2014-01-06 00:53:43 by Solus:

Well... what's the point of having a lid if it doesn't get used? =S

I was taught to only flush the toilet when the lid is down. Which gives me problems when using public toilets that don't have one.

2014-01-06 10:38:52 by bastard:

Remove toilet

2014-01-06 10:45:26 by LorxusSevlim:

For my part, I'm getting A: always leave down, B: always leave as used as supposedly optimal.

2014-01-06 15:27:59 by zagdrob:

Isn't the optimal position always closed with the lid down to prevent fecal matter from contaminating the bathroom? This also has the benefit of both parties always having the bathroom in the same default state, preventing nighttime errors.

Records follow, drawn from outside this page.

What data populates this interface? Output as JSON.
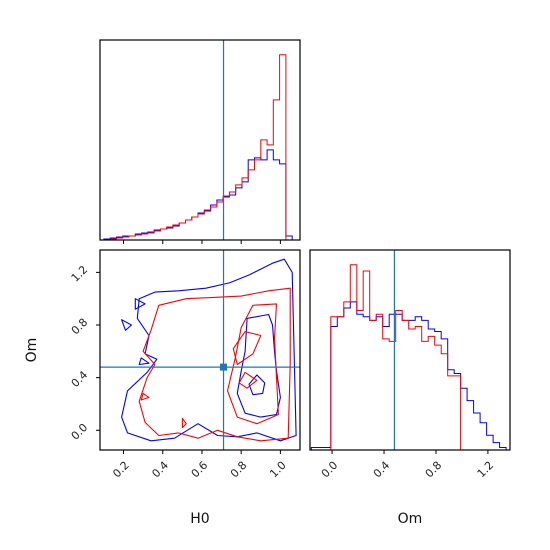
{
  "chart_data": {
    "type": "corner",
    "parameters": [
      "H0",
      "Om"
    ],
    "truth": {
      "H0": 0.71,
      "Om": 0.48
    },
    "colors": {
      "red_series": "#ff0000",
      "blue_series": "#0000ff",
      "truth": "#1f77b4"
    },
    "panels": {
      "h0_hist": {
        "xlim": [
          0.08,
          1.1
        ],
        "x_ticks": [
          0.2,
          0.4,
          0.6,
          0.8,
          1.0
        ],
        "bins": [
          0.1,
          0.132,
          0.164,
          0.196,
          0.228,
          0.26,
          0.292,
          0.324,
          0.356,
          0.388,
          0.42,
          0.452,
          0.484,
          0.516,
          0.548,
          0.58,
          0.612,
          0.644,
          0.676,
          0.708,
          0.74,
          0.772,
          0.804,
          0.836,
          0.868,
          0.9,
          0.932,
          0.964,
          0.996,
          1.028,
          1.06
        ],
        "red_counts": [
          0,
          1,
          2,
          3,
          4,
          5,
          6,
          7,
          9,
          11,
          13,
          15,
          17,
          20,
          23,
          26,
          30,
          33,
          38,
          44,
          48,
          55,
          62,
          70,
          80,
          100,
          95,
          140,
          185,
          0
        ],
        "blue_counts": [
          1,
          2,
          3,
          4,
          4,
          6,
          7,
          8,
          10,
          11,
          12,
          14,
          17,
          20,
          23,
          27,
          29,
          35,
          40,
          43,
          45,
          52,
          58,
          80,
          82,
          80,
          90,
          80,
          76,
          4
        ]
      },
      "joint": {
        "xlim": [
          0.08,
          1.1
        ],
        "ylim": [
          -0.15,
          1.37
        ],
        "x_ticks": [
          0.2,
          0.4,
          0.6,
          0.8,
          1.0
        ],
        "y_ticks": [
          0.0,
          0.4,
          0.8,
          1.2
        ],
        "blue_contours": [
          [
            [
              0.28,
              1.0
            ],
            [
              0.36,
              1.05
            ],
            [
              0.48,
              1.06
            ],
            [
              0.62,
              1.08
            ],
            [
              0.74,
              1.12
            ],
            [
              0.84,
              1.18
            ],
            [
              0.96,
              1.27
            ],
            [
              1.02,
              1.3
            ],
            [
              1.06,
              1.2
            ],
            [
              1.07,
              0.6
            ],
            [
              1.08,
              -0.04
            ],
            [
              1.0,
              -0.08
            ],
            [
              0.88,
              -0.02
            ],
            [
              0.78,
              -0.05
            ],
            [
              0.68,
              -0.04
            ],
            [
              0.58,
              0.05
            ],
            [
              0.46,
              -0.06
            ],
            [
              0.34,
              -0.08
            ],
            [
              0.22,
              -0.02
            ],
            [
              0.19,
              0.1
            ],
            [
              0.22,
              0.3
            ],
            [
              0.32,
              0.44
            ],
            [
              0.37,
              0.54
            ],
            [
              0.31,
              0.58
            ],
            [
              0.33,
              0.72
            ],
            [
              0.27,
              0.85
            ],
            [
              0.28,
              1.0
            ]
          ],
          [
            [
              0.83,
              0.85
            ],
            [
              0.94,
              0.88
            ],
            [
              0.96,
              0.8
            ],
            [
              0.97,
              0.6
            ],
            [
              0.98,
              0.45
            ],
            [
              1.0,
              0.25
            ],
            [
              0.98,
              0.12
            ],
            [
              0.9,
              0.1
            ],
            [
              0.82,
              0.13
            ],
            [
              0.78,
              0.28
            ],
            [
              0.8,
              0.45
            ],
            [
              0.82,
              0.6
            ],
            [
              0.83,
              0.85
            ]
          ],
          [
            [
              0.88,
              0.42
            ],
            [
              0.92,
              0.36
            ],
            [
              0.91,
              0.28
            ],
            [
              0.86,
              0.27
            ],
            [
              0.84,
              0.35
            ],
            [
              0.88,
              0.42
            ]
          ],
          [
            [
              0.26,
              1.0
            ],
            [
              0.31,
              0.96
            ],
            [
              0.26,
              0.92
            ],
            [
              0.26,
              1.0
            ]
          ],
          [
            [
              0.19,
              0.84
            ],
            [
              0.24,
              0.8
            ],
            [
              0.21,
              0.76
            ],
            [
              0.19,
              0.84
            ]
          ],
          [
            [
              0.29,
              0.55
            ],
            [
              0.33,
              0.51
            ],
            [
              0.28,
              0.5
            ],
            [
              0.29,
              0.55
            ]
          ]
        ],
        "red_contours": [
          [
            [
              0.38,
              0.95
            ],
            [
              0.52,
              1.0
            ],
            [
              0.66,
              1.01
            ],
            [
              0.8,
              1.02
            ],
            [
              0.94,
              1.06
            ],
            [
              1.05,
              1.08
            ],
            [
              1.05,
              0.5
            ],
            [
              1.04,
              -0.06
            ],
            [
              0.9,
              -0.08
            ],
            [
              0.78,
              -0.05
            ],
            [
              0.68,
              0.0
            ],
            [
              0.58,
              -0.06
            ],
            [
              0.48,
              -0.02
            ],
            [
              0.38,
              -0.04
            ],
            [
              0.31,
              0.06
            ],
            [
              0.28,
              0.22
            ],
            [
              0.32,
              0.4
            ],
            [
              0.36,
              0.5
            ],
            [
              0.3,
              0.6
            ],
            [
              0.34,
              0.76
            ],
            [
              0.38,
              0.95
            ]
          ],
          [
            [
              0.86,
              0.95
            ],
            [
              0.98,
              0.96
            ],
            [
              0.97,
              0.7
            ],
            [
              0.98,
              0.4
            ],
            [
              0.99,
              0.12
            ],
            [
              0.88,
              0.05
            ],
            [
              0.78,
              0.1
            ],
            [
              0.73,
              0.3
            ],
            [
              0.77,
              0.55
            ],
            [
              0.8,
              0.78
            ],
            [
              0.86,
              0.95
            ]
          ],
          [
            [
              0.82,
              0.75
            ],
            [
              0.9,
              0.72
            ],
            [
              0.86,
              0.58
            ],
            [
              0.78,
              0.5
            ],
            [
              0.76,
              0.62
            ],
            [
              0.82,
              0.75
            ]
          ],
          [
            [
              0.82,
              0.44
            ],
            [
              0.88,
              0.38
            ],
            [
              0.83,
              0.32
            ],
            [
              0.79,
              0.36
            ],
            [
              0.82,
              0.44
            ]
          ],
          [
            [
              0.3,
              0.28
            ],
            [
              0.33,
              0.25
            ],
            [
              0.29,
              0.23
            ],
            [
              0.3,
              0.28
            ]
          ],
          [
            [
              0.5,
              0.09
            ],
            [
              0.52,
              0.05
            ],
            [
              0.5,
              0.02
            ],
            [
              0.5,
              0.09
            ]
          ]
        ]
      },
      "om_hist": {
        "xlim": [
          -0.17,
          1.37
        ],
        "x_ticks": [
          0.0,
          0.4,
          0.8,
          1.2
        ],
        "bins": [
          -0.16,
          -0.11,
          -0.06,
          -0.01,
          0.04,
          0.09,
          0.14,
          0.19,
          0.24,
          0.29,
          0.34,
          0.39,
          0.44,
          0.49,
          0.54,
          0.59,
          0.64,
          0.69,
          0.74,
          0.79,
          0.84,
          0.89,
          0.94,
          0.99,
          1.04,
          1.09,
          1.14,
          1.19,
          1.24,
          1.29,
          1.34
        ],
        "red_counts": [
          0,
          0,
          0,
          108,
          108,
          120,
          150,
          113,
          145,
          105,
          110,
          90,
          88,
          113,
          105,
          98,
          100,
          88,
          92,
          85,
          78,
          60,
          60,
          0,
          0,
          0,
          0,
          0,
          0,
          0
        ],
        "blue_counts": [
          2,
          2,
          2,
          100,
          108,
          115,
          120,
          110,
          108,
          105,
          108,
          100,
          110,
          110,
          105,
          105,
          108,
          105,
          98,
          96,
          90,
          65,
          62,
          50,
          40,
          30,
          22,
          12,
          6,
          2
        ]
      }
    },
    "xlabels": [
      "H0",
      "Om"
    ],
    "ylabels": [
      "Om"
    ]
  }
}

Also, any simulation should account for varying bladder sizes between genders that may result in higher usage.

2014-01-06 17:01:16 by P:

Automatic bluetooth toilet seat and lid pre-activated by Siri on your iPhone so it's ready and waiting as you get there.

"Siri, I am going for a number 2 now"

This is the future.

2014-01-06 17:02:18 by Sam:

The obvious solution is to leave the seat at a forty-five degree angle.

2014-01-06 18:26:22 by Drake:

Leave the lid down, when you flush with the lid open poop particles go into the air (and into you toothbrush)

2014-01-07 16:52:44 by Toph:

Spring-loaded toilet seat that springs up when left down. I've seen them around.

2014-01-07 19:00:58 by P:

Perhaps if sitting is ever so slightly more likely then a 42 degree angle would be more efficient.

How did your random choice work? 50-50 or some other ratio? With suitable data collection you could calculate the correct probabilities as a function of time of the week. It might come out suitably efficient.

2014-01-09 03:43:25 by alexanderwales:

What about when Bob poops??

2014-01-11 00:44:02 by Silas:

This article doesn't seem to have made it into the RSS feed for the site -- was that intentional?

2014-01-14 02:46:16 by Andrew:

alexanderwales: It's taken care of, but you have to read the source to see it. The code assumes that each person pees 2-4 times per day and poos 1-2 times per day, that Alice needs the seat down for both, and that Bob lifts the seat to pee (which is 2/3 of his visits). If this wasn't the case, there would be no asymmetry between Alice and Bob, and all symmetrical strategies were fair.

It's always been obvious to me that the lazy strategy is the winner in terms of total seat flips, but what I didn't think about now is that even in the lazy strategy, Bob bears more of the inconvenience than Alice. Bob has a 2/3 chance of finding the seat down * a 2/3 chance of wanting it up, plus a 1/3 chance of finding the seat down * a 1/3 chance of wanting it up = 5/9 chance of inconvenience, while Alice has a 1/3 chance of finding the seat up * a 100% chance of wanting it down = a 1/3 chance of inconvenience.

Suggestion for improvement: having to flip the seat *before* you go is more inconvenient than having to flip it after, because you're in more of a hurry at the time.

2014-01-14 02:50:10 by Andrew:

Also contrary to some people's expectations: both following "always leave the seat up" is *not* the most convenient for Bob, although it is the most inconvenient for Alice.

2014-01-23 00:20:35 by David:

My solution seems even more optimal: despite being male (cis even) I am lazy enough to just sit for #1 and #2 both.

Seat doesn't move except for cleaning.

2014-01-29 05:10:21 by gs:

Same as David.

I, a male, tend to by default sit during both activities.

2014-07-20 22:30:59 by Best metric:

minimimax(bob's flips caused by alice, alice's flips caused by bob)